Giro, una carezza Rosa per Fabio

L’omaggio Il Giro Next Gen Under 23 è partito da Albese con Cassano come dedica a Casartelli

Como

La mamma di Fabio Casartelli, giovane campione morto al Tour de France giusto trent’anni fa, si chiama Rosa. Con tutto quello che significa per una mamma di un ciclista. E con tutto quello che significa nel giorno in cui il Giro d’Italia Under 23, il Next Gen, viene a bussare ad Albese con Cassano per omaggiare la memoria di Fabio, facendo partire proprio da qui, di fronte al monumento dedicato al ciclista, la terza tappa della corsa. Cerchiamo di stare molto lontani dalla retorica: anche perché, ogni volta che c’è un altro giro di giostra ciclistico cui lei e il marito Sergio sono invitati, c’è sempre il rischio che, assieme all’emozione, arrivi anche una soffiata violenta sulla brace del dolore.

Ma l’emozione vince su tutto. Perché lei e Sergio arrivano presto, sempre schivi, sempre defilati, a ricevere il saluto dei bambini dell’asilo locale con le bandierine rosa colorate con i pennarelli, che a loro volta guardano il monumento straniti. Sono piccoli, cosa volete che ne sappiano chi era Casartelli? Ma forse lo sanno bene molti dei ciclisti della corsa, talenti veri, che salgono sul palco nella presentazione, troppo giovani per ricordare, ma non troppo giovani per sapere. Perché il connubio è lampante: Fabio Casartelli vinse le Olimpiadi nel 1992 ed era un talento forte, ammirato, pronto a esplodere, come lo sono questi ragazzi che già vestono divise mitiche, e alzano il braccio per salutare quando lo speaker pronuncia il loro nome. Una passerella che dura molto, e che avrà fatto pensare a Sergio e Rosa, lì fermi sulla piazza, mentre si tengono a braccetto, che anche il loro figliolo era così, bello, esplosivo, aitante, pieno di potenza da far esplodere sui pedali, meraviglioso solo come i ciclisti sanno essere, con quello sguardo che guarda chissà dove, gelido, ghiacciato, focalizzato. Così ecco il momento più emozionante: l’ultima squadra a transitare sul palco è quella del leader, quello della maglia rosa Jonathan Vervenne. E quando scendono i suoi compagni, lui resta lì, in mezzo al palco, perché è stato organizzato che i genitori di Fabio salgano per conoscerlo. E così, quando si avvicinano, mamma Rosa fa un gesto automatico, banale, di nessun conto se fossimo in qualsiasi altro posto del mondo, ma non qui: cinge con la mano da dietro la vita di Jonathan, come se fosse un vecchio amico, un parente, un... Figlio. Abbraccia Jonathan, e in quel momento abbraccia anche un po’ Fabio, abbraccia tutti quelli che sono lì che come Fabio hanno inseguito un sogno, sono tornati a casa in lacrime dopo una sconfitta, non hanno dormito una notte prima di una gara, hanno stappato lo spumante in famiglia dopo una vittoria. Un abbraccio leggero, quasi inosservato. Ma commovente.

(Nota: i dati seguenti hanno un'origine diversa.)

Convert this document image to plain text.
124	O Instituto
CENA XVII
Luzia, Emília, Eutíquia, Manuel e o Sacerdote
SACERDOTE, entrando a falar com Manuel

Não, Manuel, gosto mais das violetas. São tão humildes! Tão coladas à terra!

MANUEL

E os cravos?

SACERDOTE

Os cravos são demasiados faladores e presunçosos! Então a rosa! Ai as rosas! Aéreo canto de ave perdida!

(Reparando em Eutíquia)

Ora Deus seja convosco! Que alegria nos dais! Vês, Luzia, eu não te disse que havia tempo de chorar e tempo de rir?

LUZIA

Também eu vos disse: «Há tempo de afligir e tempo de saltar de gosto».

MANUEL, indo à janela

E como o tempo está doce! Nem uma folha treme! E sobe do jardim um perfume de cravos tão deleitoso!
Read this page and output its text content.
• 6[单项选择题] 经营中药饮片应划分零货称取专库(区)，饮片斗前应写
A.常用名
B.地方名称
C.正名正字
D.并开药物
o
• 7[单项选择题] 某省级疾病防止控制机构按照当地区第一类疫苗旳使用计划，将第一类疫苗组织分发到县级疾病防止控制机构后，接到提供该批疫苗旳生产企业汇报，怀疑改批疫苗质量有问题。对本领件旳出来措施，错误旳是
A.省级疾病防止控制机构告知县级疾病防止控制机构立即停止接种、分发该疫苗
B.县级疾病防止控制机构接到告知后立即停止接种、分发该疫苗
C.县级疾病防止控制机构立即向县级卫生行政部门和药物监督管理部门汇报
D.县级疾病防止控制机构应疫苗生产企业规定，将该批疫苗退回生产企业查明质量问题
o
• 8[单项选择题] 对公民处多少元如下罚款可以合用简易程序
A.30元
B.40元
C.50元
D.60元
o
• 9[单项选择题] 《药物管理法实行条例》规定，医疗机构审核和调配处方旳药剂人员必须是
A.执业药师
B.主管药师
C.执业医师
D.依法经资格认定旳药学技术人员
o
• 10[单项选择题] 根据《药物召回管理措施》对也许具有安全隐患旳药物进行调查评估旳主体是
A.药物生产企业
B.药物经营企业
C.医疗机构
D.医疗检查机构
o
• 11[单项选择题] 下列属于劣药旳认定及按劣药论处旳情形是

Poi la gara è partita, con il conto alla rovescia urlato in coro dal pubblico, come si fa nelle grandi corse. Una giornata iniziata presto, quando, il sindaco di Albese Alberto Gaffuri e Paolo Frigerio del Canturino, organizzatore dell’evento, l’uomo che ha avuto l’dea di questo omaggio, già dal mattino facevano i vigili urbani per far parcheggiare caravan, motorhome e ammiraglie. Non un gioco da ragazzi, perché il dispiegamento di mezzi è eclatante, come quello di un Giro d’Italia professionisti. Ma ce l’hanno fatta a sistemare tutto per bene. Andirivieni i corridori sul palco, tlick, tlock, tlack, i rumori dei ganci sui pedali, una revisionata al computerino, gesti sempre uguali, alcuni utili, alcuni solo scaramantici. Come quel ragazzo che fa il segno della croce, mentre è in sella. Magari Rosa ha abbassato lo sguardo. Buon viaggio ragazzi.